# How about a soft top with glass windows?



## DavCut (Jan 30, 2009)

Just saw this. Bestop is developing a soft top with glass rear and side windows! They have even included options for a rear window defroster and wiper.

Check out Quadratec's video walk around:






Another video from Power Media:






And one more from Summit:






Hopefully by the time I have to replace the top on my TJ they will offer one for it.


----------



## bschurr (Nov 8, 2011)

Thanks for sharing but, a full glass window in back sure makes dropping the soft top quite impractical!

I do however like and appreciate the removal of zippers to install the side windows - very innovative!


----------



## CowboysLC_DE (Aug 17, 2013)

Sorry to be a Grinch but they only keep moving farther away from the vehicle being a Wrangler. This top would only be available on the 07 and newer JK's.
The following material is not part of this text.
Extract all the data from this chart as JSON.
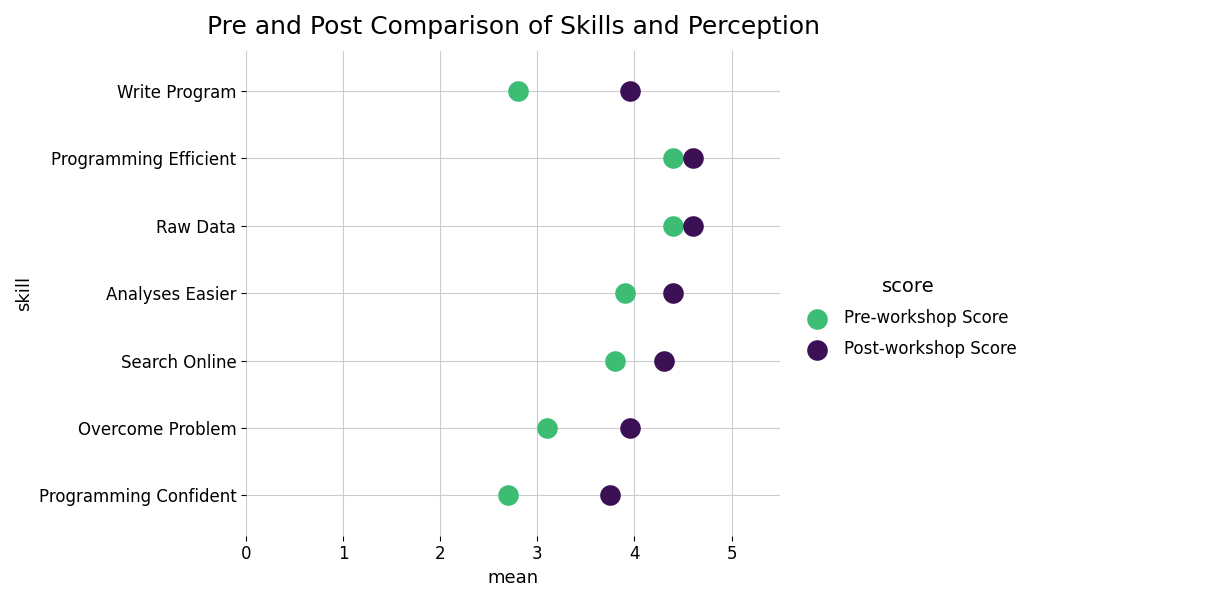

The only positive statement I can say about the JK is the new 4 door. Otherwise, everyone is just buying one to feel like they are back in their early days of driving.

The only advantage over a hard-top, I would assume, would be the price. It wouldn't be a soft-top at that point, but really a cheap hard-top.

Michael


----------



## 32vld (Feb 4, 2011)

Glass will not make the heat or AC work better with a soft top. Glass will not make less noise reach the interior. Glass will make putting the soft top down a pain and where do you store the glass so it does not get broken.

Leave the glass at home?

That does not work well when you get caught in the rain.

Either you run the hard top or a soft top. If I was to buy another Jeep it would be soft top and half doors.

I have a '05 TJ Unlimited. Hard top has not been on it in years. Run the soft top all year. I installed a windscreen behind the front seat, removed the side and rear curtains. So the Jeep acts as a 2 dr pickup with a small bed.


----------